When considering isotopes like cobalt-60, the binding energy per nucleon tells us how tightly bound the nucleons are within the nucleus. The calculation of binding energy generally involves understanding the mass defect, which is based on the principle that mass and energy are equivalent as per Einstein's famous equation, E=mc².

Understanding binding energy per nucleon helps to explain why certain isotopes undergo radioactive decay, releasing energy, while others remain stable. It provides critical information for applications that range from understanding stellar processes to the design of nuclear reactors and development of new medical treatments.

De Broglie Wavelength

The de Broglie wavelength is a foundational concept in quantum mechanics, which describes the wave-like behavior of particles.
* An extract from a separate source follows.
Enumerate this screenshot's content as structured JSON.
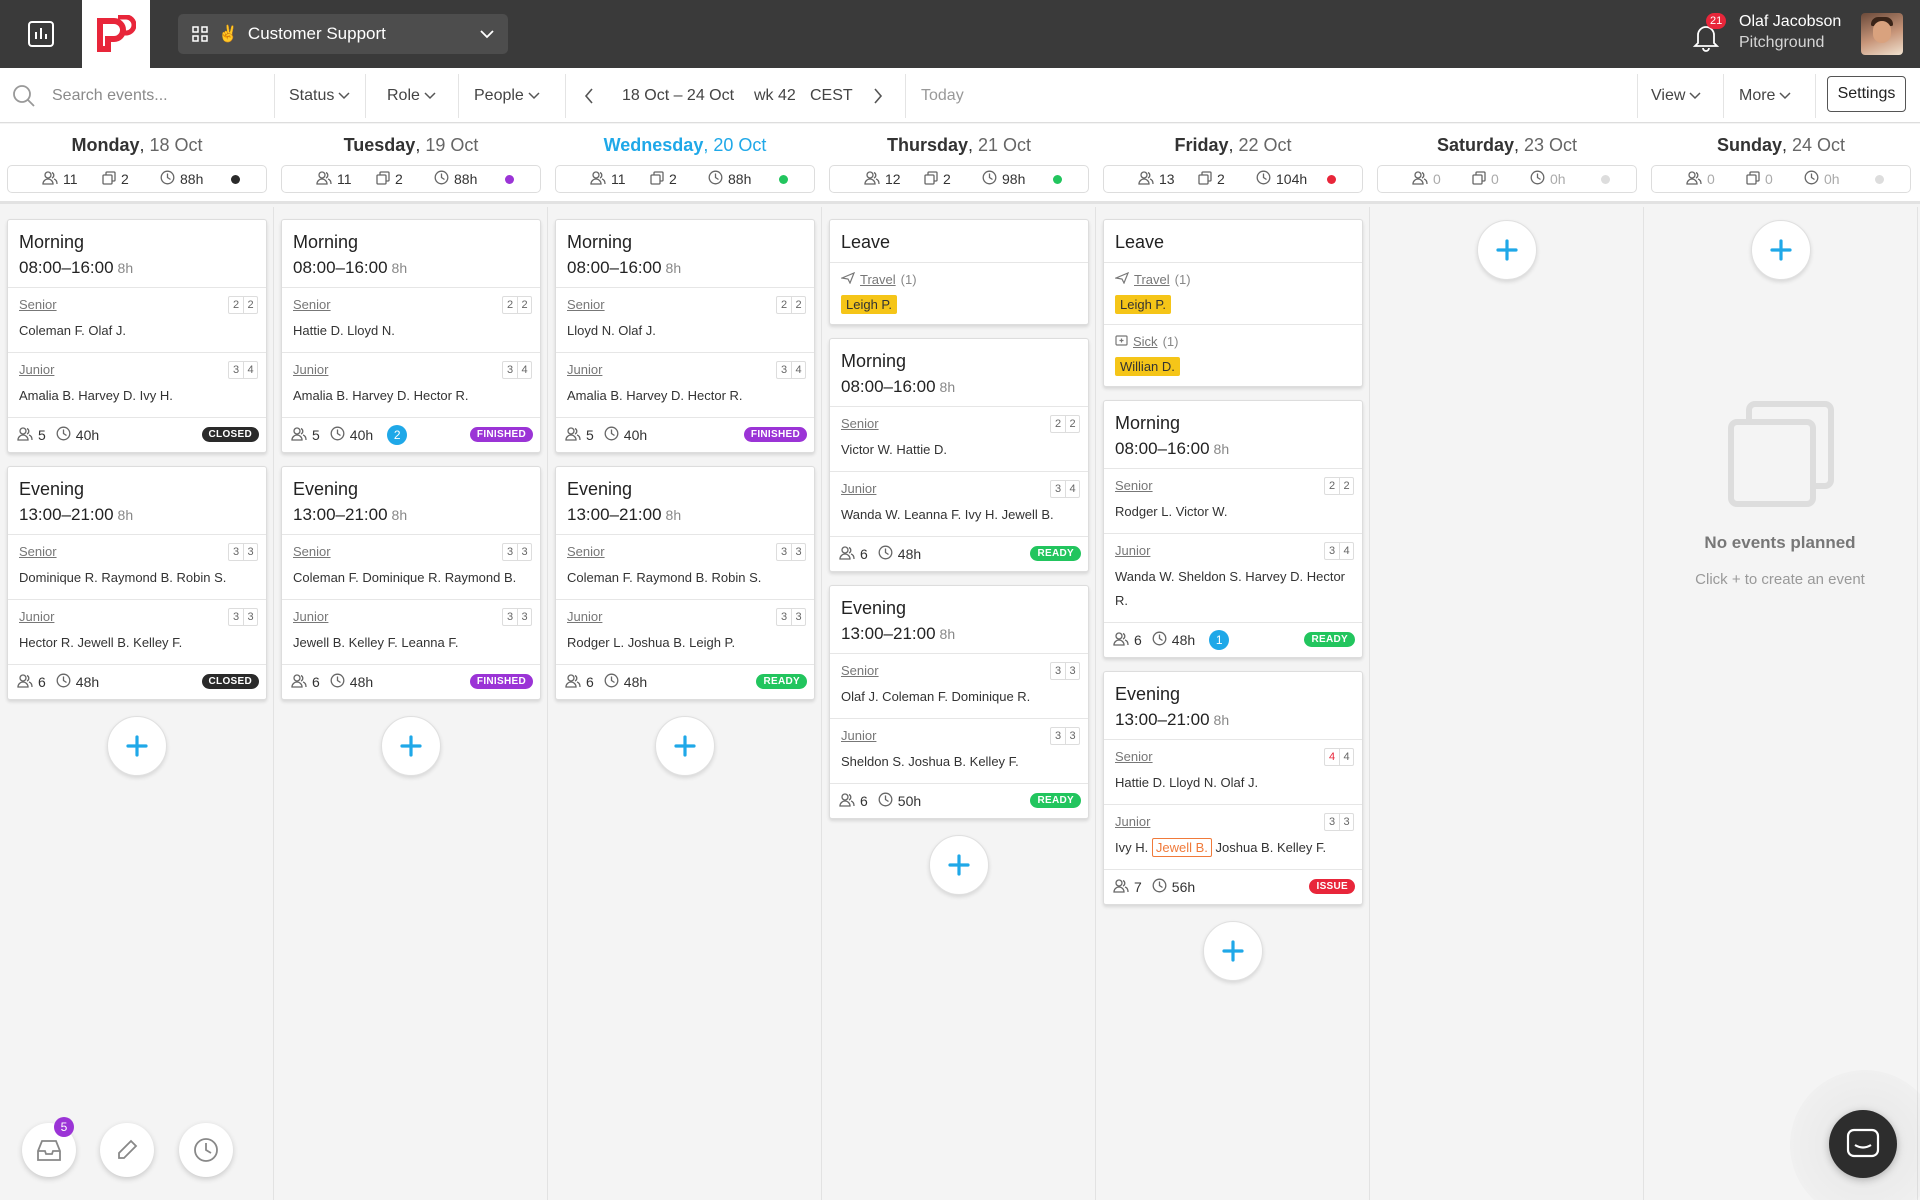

According to de Broglie, all particles exhibit wave properties, and their wavelengths can be calculated if the momentum of the particle is known, using the formula \[\begin{equation}\lambda = \frac{h}{p},\end{equation}\]where \(h\) is the Planck constant and \(p\) is the particle's momentum.

In the nuclear synthesis of cobalt-60, when calculating the de Broglie wavelength of an emitted electron that moves with a significant fraction of the speed of light (0.90 c), this wave-particle duality becomes particularly relevant. The result allows physicists to predict the behavior of the electron, guiding the design of experiments and new technologies that rely on high-velocity subatomic particles.